Starting during the late 19th century, water utilities softened and purified the water to make sure it would be safe for everyone to drink. Over the next few decades, as these efforts spread to other cities, methods improved and the quality of water improved with it, creating what historian Eric Rauchway calls “one of the great public health successes of all time.”

Besides disease, the other water-related problem facing America’s city-dwellers was pollution. It came not just from people settling near the coastlines of rivers or oceans, but also from the refuse of industrialization like slag from coal mines or waste from tanning plants that accompanied U.S. economic growth from the early 19th century onward. In the post-Civil War years, as industrial facilities spread across the country, water pollution grew decidedly worse when U.S. manufacturers and mining companies used nearby waterways as sewers. With the Clean Water Act of 1972 still a century in the future, cities needed water that was at least clean enough to drink.
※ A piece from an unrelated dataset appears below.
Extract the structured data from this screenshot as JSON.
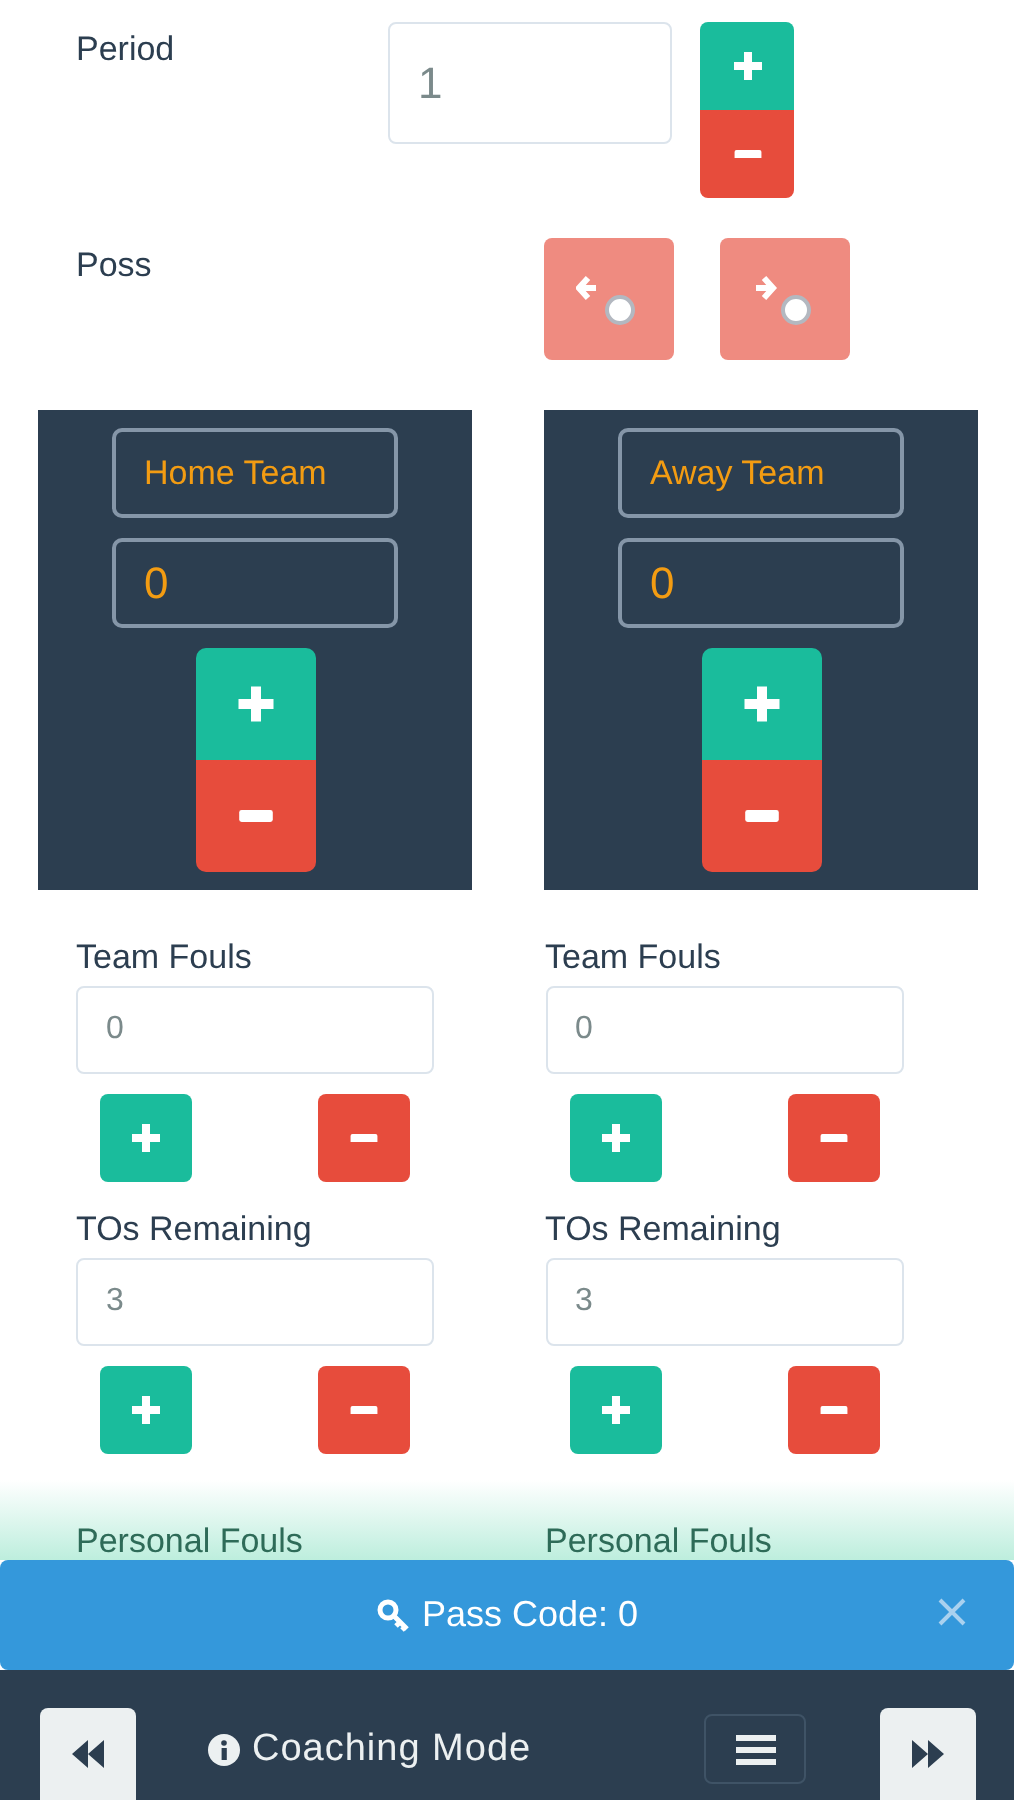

Filtering the water supply is what made water drinkable, and every city in the country needed to have drinkable water to continue urban growth and prosperity.

These public health achievements went from unquestioned triumphs to expected public services. But the more unscrupulous players in the current organic and natural food movement takes advantage of consumers’ ignorance of the actual process by which food is made in a way that threatens this achievement. Producers labor to convince us that our butter comes from happy cows or that our chickens had plenty of room to roam before they died to become our dinner, because they understand that Americans have come to believe that natural, less-processed food is healthier and to fear and reject once-standard processing practices.
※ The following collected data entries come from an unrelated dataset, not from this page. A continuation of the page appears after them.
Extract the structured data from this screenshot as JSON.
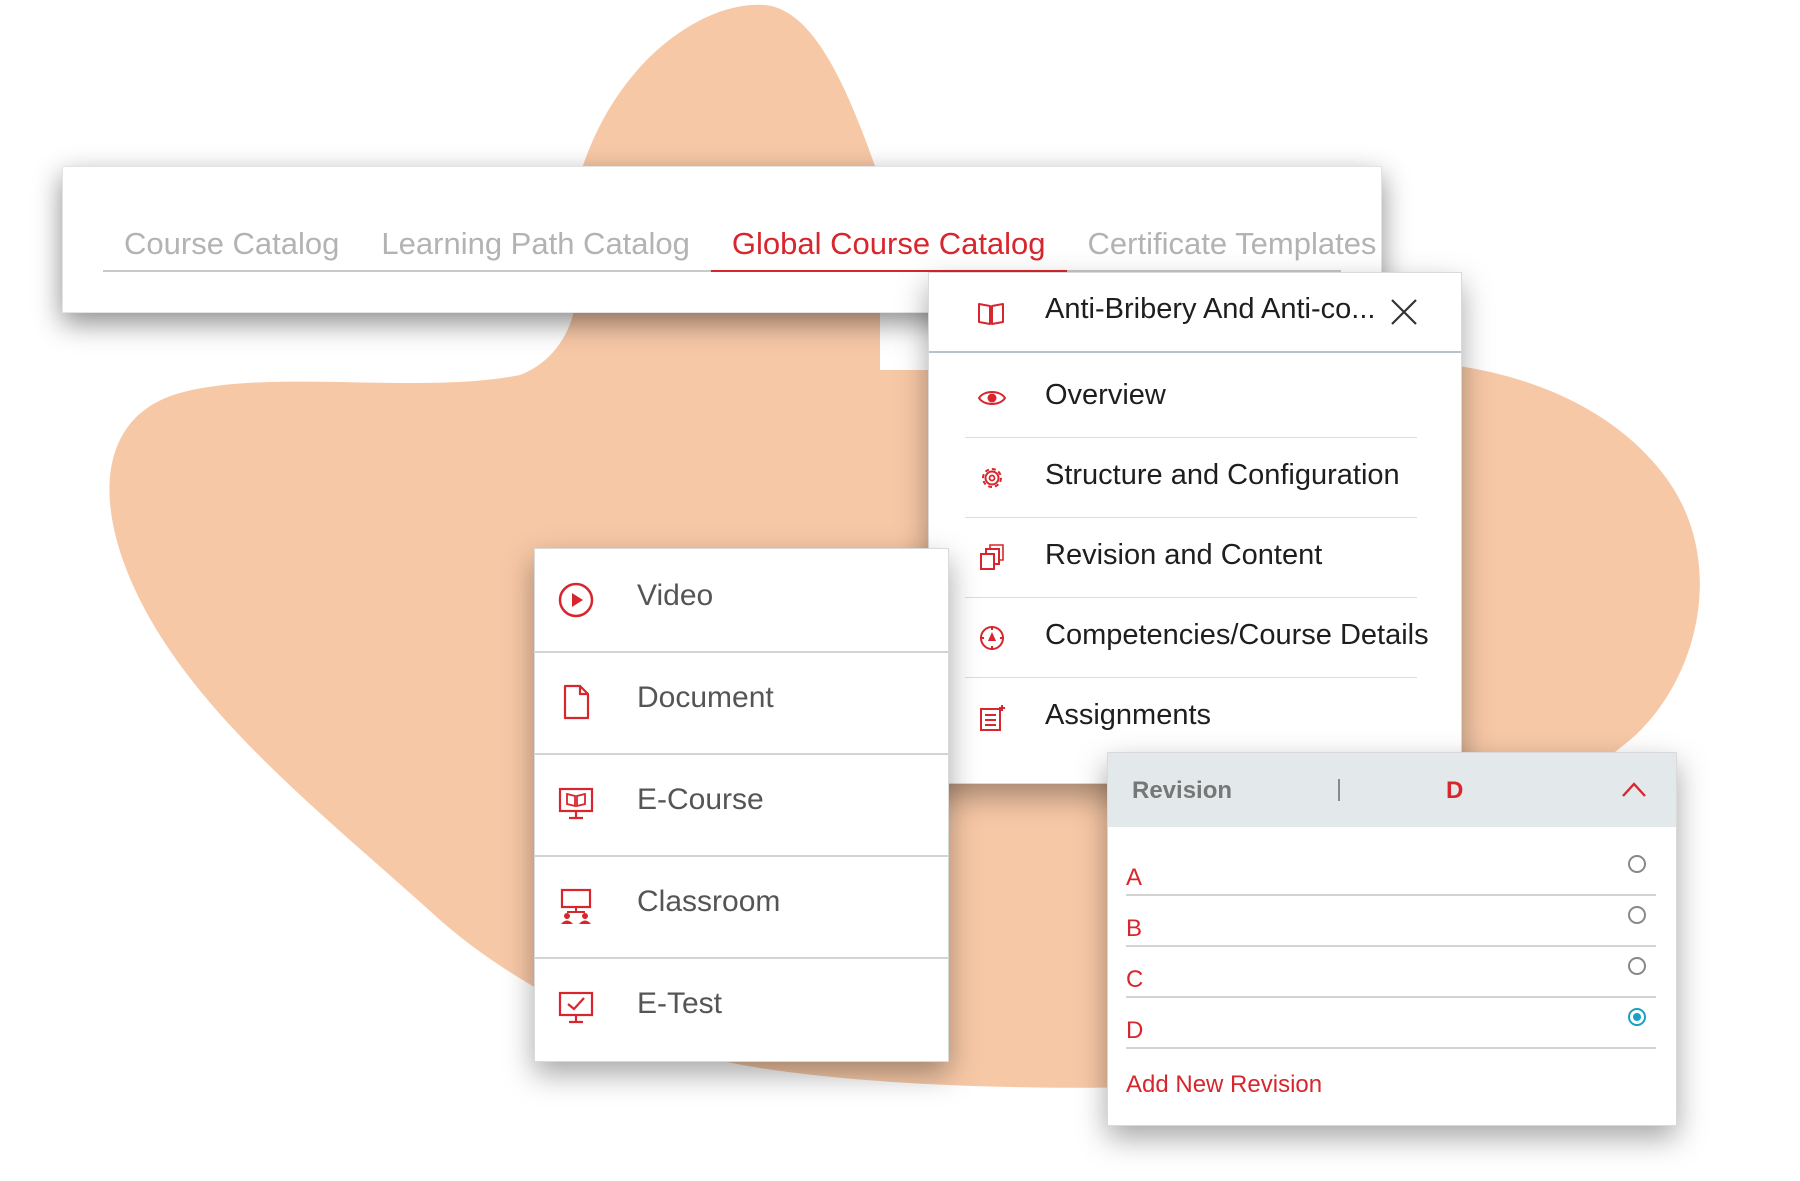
{
  "tabs": [
    {
      "label": "Course Catalog"
    },
    {
      "label": "Learning Path Catalog"
    },
    {
      "label": "Global Course Catalog",
      "active": true
    },
    {
      "label": "Certificate Templates"
    }
  ],
  "course_menu": {
    "title": "Anti-Bribery And Anti-co...",
    "title_icon": "book-icon",
    "close_icon": "close-icon",
    "items": [
      {
        "label": "Overview",
        "icon": "eye-icon"
      },
      {
        "label": "Structure and Configuration",
        "icon": "gear-icon"
      },
      {
        "label": "Revision and Content",
        "icon": "copy-icon"
      },
      {
        "label": "Competencies/Course Details",
        "icon": "compass-icon"
      },
      {
        "label": "Assignments",
        "icon": "assignment-icon"
      }
    ]
  },
  "content_types": [
    {
      "label": "Video",
      "icon": "play-icon"
    },
    {
      "label": "Document",
      "icon": "document-icon"
    },
    {
      "label": "E-Course",
      "icon": "monitor-book-icon"
    },
    {
      "label": "Classroom",
      "icon": "classroom-icon"
    },
    {
      "label": "E-Test",
      "icon": "monitor-check-icon"
    }
  ],
  "revision": {
    "label": "Revision",
    "selected": "D",
    "options": [
      "A",
      "B",
      "C",
      "D"
    ],
    "add_label": "Add New Revision"
  },
  "colors": {
    "accent": "#d7262d",
    "background_blob": "#f7c8a6",
    "radio_selected": "#1aa0c4",
    "revision_header_bg": "#e3e8eb"
  }
}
Water-treatment plants fit into this picture because few people ever see or understand how they work, making it easy to fear these operations. During the Cold War, anti-communists rallied against adding fluoride to public water supplies to prevent tooth decay because it was somehow un-?American. In recent years, the anti-fluoride argument has moved from the right to the left, where people obsess over the fact that fluoride is a remnant of the nuclear-?bomb-making process to scare people about the safety of their water. Other misguided complaints about tap water include that it is recycled from the toilet or that it contains remnants of birth-control drugs.

The result of these fears and conspiracy theories has been the “raw water” movement, aided and abetted by marketing campaigns that have pounced on these concerns and Americans’ desire for natural products. To demonstrate that their water is better than tap water or ordinary spring water, raw water companies trumpet the pristine conditions where they acquire their product. According to Live Water, an Oregon raw water company, “Opal spring where we source our water is from an ancient aquifer that we have extensively tested and has shown no harmful contamination whatsoever.”

The raw water industry is designed to give selfish tech millionaires an illusion of control over the natural world based upon the same deceptive marketing that has made expensive and untested probiotic supplements popular. To forget the scourge of waterborne diseases in the past is a threat to the lives and health of the people doing that forgetting.

It also, dangerously, threatens the lives of others by weakening the social contract that prevents waterborne diseases for the less fortunate, people who have zero interest in paying huge sums for “raw water” but who will bear the cost of this movement. The raw water push represents a first step toward privatizing what the United Nations has explicitly recognized as a human right - access to clean water and sanitation.

The very existence of the market for raw water stands counter to that idea. When the rich willingly pay a premium for water, the rationale for keeping the water supply of ordinary people clean and inexpensive will eventually disappear, which could create a public health nightmare.

Jonathan Rees is a professor of history at Colorado State University, Pueblo. From the Washington Post.